There is a plan to expand, but we need also to focus on our home market. We will not take steps to go abroad until we are sure that we can really provide support from the service and application side. If we are to leave Qatar, we must be able to provide the same level of quality as we do within Qatar. Until we have the resources do so, we will not move. As I mentioned, our field is very specialized, and the customer expects a very high caliber of assistance. We must think of our reputation, and we will not go abroad simply for financial reasons. If we will do it, we will do it in the proper way.
Where would you like to take your operations over the next 3-4 years?
As we discussed, IT is becoming more and more important for us. We started with IT representing 5% of our business—now we are at 20% and growing. It is today an essential requirement to build proper databases for patients, and etc. There is no longer any value for the medical field in paper records.
Medical equipment and the consumer sector, however, will also continue to play major roles for us.
As an Egyptian, to what degree did you have to adapt your management style to the Qatari people?
Again, in the highly specialized medical field, the language is a bit different.
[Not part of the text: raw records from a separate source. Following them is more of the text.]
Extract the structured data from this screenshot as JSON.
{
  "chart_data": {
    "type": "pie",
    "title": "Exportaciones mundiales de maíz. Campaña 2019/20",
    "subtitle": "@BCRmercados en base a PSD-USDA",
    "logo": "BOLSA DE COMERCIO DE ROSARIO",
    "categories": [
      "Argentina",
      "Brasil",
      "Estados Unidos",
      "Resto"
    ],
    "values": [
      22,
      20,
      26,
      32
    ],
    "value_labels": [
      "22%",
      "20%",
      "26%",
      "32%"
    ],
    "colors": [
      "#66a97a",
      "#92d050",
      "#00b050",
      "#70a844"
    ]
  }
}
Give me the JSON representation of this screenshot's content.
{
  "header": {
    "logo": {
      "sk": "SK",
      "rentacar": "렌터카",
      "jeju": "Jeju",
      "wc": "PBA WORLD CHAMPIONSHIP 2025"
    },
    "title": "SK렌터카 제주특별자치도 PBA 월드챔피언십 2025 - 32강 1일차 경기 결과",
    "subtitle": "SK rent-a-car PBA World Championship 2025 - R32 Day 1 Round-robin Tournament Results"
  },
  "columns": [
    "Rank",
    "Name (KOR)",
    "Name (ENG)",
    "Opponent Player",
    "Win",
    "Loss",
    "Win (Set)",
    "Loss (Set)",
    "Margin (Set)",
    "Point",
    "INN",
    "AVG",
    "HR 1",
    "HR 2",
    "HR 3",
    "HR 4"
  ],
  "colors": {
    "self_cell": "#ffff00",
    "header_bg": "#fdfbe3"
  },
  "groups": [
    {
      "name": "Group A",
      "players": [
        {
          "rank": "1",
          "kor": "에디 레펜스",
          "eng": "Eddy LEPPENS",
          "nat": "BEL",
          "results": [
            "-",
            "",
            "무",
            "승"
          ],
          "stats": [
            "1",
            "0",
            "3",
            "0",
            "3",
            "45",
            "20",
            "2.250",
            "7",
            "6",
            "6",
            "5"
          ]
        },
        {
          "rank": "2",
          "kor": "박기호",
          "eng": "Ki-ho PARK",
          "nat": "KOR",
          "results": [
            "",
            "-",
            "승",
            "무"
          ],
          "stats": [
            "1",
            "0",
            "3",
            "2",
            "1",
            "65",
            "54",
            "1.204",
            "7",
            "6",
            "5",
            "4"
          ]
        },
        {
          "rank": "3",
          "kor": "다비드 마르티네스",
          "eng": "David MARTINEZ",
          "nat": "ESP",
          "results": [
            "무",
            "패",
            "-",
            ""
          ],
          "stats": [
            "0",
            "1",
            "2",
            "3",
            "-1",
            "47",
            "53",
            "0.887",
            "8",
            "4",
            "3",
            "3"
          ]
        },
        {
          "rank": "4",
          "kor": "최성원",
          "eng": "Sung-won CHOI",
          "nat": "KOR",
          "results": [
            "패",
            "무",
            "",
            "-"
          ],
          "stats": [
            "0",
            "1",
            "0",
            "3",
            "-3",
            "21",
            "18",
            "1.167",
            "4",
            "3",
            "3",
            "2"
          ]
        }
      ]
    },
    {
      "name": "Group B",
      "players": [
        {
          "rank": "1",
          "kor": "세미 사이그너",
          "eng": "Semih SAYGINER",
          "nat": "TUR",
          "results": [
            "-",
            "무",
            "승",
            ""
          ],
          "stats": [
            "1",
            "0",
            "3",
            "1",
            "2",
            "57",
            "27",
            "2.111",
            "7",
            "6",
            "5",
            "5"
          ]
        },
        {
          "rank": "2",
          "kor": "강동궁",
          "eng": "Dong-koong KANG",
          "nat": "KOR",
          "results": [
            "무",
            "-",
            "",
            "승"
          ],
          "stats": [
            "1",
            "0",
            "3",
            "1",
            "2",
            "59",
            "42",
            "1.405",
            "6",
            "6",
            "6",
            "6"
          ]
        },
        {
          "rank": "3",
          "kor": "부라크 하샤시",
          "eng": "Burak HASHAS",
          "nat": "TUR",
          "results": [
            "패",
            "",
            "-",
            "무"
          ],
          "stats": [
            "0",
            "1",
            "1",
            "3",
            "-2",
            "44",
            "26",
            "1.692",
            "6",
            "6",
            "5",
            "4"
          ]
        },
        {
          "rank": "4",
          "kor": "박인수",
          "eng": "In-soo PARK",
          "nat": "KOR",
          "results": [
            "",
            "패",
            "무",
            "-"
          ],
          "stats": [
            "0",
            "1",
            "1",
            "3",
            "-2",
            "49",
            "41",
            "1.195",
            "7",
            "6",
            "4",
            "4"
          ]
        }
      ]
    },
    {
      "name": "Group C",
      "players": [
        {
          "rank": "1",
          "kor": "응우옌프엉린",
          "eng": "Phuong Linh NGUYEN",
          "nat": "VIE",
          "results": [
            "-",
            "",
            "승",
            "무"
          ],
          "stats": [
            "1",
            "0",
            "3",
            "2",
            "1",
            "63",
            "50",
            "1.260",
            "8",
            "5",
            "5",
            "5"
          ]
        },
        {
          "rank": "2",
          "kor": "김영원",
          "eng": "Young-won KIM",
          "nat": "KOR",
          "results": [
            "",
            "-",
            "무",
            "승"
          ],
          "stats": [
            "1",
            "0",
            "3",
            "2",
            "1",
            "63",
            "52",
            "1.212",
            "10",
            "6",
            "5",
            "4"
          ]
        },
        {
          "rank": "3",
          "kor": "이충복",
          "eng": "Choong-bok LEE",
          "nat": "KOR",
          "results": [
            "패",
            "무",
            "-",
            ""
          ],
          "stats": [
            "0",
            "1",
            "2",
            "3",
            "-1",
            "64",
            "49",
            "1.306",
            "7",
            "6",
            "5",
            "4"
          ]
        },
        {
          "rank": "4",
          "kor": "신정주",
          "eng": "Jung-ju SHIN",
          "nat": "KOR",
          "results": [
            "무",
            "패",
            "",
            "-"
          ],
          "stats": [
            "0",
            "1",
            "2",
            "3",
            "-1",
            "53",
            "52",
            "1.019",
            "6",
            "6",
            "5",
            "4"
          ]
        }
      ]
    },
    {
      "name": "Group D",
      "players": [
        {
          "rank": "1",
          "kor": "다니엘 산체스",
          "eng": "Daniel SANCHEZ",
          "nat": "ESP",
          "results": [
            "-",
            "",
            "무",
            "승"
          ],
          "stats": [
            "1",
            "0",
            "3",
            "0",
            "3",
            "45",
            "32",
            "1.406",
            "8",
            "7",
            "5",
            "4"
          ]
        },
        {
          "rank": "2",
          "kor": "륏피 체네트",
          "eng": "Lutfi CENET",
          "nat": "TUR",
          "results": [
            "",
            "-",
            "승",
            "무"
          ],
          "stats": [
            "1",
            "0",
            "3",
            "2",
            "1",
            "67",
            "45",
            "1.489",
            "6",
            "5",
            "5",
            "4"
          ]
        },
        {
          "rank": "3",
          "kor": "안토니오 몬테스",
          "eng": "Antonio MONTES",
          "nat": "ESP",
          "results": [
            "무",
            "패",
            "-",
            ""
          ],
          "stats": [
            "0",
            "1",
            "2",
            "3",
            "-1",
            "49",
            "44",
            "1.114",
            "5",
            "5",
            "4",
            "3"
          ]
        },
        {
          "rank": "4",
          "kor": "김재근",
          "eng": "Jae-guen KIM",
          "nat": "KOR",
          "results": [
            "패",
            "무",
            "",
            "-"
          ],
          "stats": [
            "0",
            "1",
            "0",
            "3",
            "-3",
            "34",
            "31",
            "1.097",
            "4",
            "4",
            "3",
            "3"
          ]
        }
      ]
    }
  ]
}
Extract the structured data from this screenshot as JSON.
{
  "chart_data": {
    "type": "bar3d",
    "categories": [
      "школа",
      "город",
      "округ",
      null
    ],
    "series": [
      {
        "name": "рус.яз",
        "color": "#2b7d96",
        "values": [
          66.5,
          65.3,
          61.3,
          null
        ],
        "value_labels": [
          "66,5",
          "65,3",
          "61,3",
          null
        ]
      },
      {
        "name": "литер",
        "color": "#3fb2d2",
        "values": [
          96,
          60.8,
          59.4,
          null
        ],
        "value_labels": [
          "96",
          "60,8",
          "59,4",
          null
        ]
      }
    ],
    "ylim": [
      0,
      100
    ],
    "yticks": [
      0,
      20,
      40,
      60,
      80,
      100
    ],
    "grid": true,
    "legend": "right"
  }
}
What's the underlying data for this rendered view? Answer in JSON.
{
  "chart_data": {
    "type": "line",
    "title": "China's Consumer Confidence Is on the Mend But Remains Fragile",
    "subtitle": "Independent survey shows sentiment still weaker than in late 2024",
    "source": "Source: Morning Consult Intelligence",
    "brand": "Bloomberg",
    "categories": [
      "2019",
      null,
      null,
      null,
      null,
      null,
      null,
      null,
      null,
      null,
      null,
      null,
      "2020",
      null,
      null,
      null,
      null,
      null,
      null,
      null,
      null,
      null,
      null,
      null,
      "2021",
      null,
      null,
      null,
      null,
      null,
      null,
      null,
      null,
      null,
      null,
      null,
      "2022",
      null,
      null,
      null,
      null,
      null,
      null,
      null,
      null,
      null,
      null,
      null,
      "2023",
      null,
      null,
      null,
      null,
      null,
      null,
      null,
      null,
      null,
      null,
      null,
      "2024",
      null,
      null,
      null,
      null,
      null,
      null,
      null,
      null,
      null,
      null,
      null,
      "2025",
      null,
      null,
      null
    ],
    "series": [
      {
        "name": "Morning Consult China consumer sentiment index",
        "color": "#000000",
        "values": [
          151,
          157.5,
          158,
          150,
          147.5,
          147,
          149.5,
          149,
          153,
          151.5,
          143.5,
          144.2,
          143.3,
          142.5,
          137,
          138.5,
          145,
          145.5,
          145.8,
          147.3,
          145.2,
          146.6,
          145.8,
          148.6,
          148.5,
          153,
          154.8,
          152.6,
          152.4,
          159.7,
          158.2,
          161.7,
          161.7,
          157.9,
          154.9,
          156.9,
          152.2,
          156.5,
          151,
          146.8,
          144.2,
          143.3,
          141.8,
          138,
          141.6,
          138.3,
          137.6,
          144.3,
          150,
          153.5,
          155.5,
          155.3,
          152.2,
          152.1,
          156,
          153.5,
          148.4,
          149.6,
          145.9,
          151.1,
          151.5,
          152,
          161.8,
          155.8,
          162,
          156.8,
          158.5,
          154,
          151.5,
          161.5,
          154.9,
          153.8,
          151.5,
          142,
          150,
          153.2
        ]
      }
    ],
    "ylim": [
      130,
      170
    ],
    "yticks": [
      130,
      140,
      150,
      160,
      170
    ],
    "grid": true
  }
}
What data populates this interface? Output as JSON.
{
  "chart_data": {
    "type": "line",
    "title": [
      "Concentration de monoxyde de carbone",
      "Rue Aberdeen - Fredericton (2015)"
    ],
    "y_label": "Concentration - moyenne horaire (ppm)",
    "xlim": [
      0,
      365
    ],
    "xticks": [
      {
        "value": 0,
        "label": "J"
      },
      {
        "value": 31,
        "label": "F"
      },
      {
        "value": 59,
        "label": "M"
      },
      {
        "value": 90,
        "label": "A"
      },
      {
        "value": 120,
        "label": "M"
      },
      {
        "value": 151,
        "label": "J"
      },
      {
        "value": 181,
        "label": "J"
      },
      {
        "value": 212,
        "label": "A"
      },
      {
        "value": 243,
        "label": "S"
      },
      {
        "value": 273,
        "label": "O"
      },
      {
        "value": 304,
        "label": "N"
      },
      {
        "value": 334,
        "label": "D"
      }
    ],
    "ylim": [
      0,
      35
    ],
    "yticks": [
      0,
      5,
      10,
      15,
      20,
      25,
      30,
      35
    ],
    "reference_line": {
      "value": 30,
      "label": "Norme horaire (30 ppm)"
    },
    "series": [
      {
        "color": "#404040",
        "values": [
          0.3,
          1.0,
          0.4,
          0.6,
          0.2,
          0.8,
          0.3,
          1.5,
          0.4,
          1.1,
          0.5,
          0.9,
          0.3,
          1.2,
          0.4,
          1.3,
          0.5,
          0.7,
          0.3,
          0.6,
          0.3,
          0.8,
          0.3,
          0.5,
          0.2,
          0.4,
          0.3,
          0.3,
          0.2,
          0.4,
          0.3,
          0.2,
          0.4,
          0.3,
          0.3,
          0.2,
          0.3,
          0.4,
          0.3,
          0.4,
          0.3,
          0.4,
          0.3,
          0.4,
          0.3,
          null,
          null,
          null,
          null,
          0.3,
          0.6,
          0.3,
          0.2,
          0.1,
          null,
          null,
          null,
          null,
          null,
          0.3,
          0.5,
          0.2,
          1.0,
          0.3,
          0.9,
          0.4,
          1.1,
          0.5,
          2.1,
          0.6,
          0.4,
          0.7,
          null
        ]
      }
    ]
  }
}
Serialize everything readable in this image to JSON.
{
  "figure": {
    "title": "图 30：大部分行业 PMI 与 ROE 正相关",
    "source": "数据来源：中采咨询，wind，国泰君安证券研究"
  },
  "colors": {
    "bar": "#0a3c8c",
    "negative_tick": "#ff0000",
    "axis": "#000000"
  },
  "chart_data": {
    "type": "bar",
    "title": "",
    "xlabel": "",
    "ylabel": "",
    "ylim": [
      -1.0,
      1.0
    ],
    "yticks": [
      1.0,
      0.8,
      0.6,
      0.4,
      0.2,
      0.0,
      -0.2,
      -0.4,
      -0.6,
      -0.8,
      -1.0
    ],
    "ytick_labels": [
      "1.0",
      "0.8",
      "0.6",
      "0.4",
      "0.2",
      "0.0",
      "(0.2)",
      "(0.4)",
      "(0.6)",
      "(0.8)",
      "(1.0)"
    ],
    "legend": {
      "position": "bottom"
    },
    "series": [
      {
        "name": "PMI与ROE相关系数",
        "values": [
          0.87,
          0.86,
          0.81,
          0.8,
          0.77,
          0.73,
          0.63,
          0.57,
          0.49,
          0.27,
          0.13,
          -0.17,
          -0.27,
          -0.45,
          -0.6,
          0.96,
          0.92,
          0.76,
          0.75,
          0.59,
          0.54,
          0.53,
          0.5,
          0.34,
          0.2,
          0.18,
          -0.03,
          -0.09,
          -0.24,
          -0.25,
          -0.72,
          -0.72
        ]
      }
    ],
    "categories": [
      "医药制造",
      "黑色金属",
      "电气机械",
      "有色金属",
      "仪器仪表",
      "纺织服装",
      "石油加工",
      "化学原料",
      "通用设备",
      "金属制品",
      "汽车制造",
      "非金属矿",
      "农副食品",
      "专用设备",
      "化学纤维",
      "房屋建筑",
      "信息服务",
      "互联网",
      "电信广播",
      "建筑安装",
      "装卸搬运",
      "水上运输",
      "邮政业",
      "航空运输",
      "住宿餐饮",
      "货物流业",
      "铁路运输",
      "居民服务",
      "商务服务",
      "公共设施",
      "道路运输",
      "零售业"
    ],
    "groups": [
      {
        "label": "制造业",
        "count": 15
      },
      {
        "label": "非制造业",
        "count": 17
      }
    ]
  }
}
It is not a matter of whether you are from Egypt, from Qatar, or from somewhere else. Additionally, in Qatar, many doctors have come from abroad. The medical community here is multicultural—but as medical experts, we all speak the same language.
What is your final message to the international readers of Pharmaceutical Executive?
We want to try to use technology and IT as much as we can, because it is truly the future. I do not send this message because some people don’t know that this is the case; rather, some people resist the rise of technology. I am thankful that this resistance is not present at the highest levels, because the highest levels are interested in advancing progress. It is rather some nurses or doctors that sometimes believe that technology is useless. We spend a lot of time with them to try to convince them that technology is important; and once they understand the role it plays in controlling medication and saving the lives of patients, and how with the push of a button, you can have a patient’s entire medical history in front of you, the come around. This is a future I believe we must all help to realize.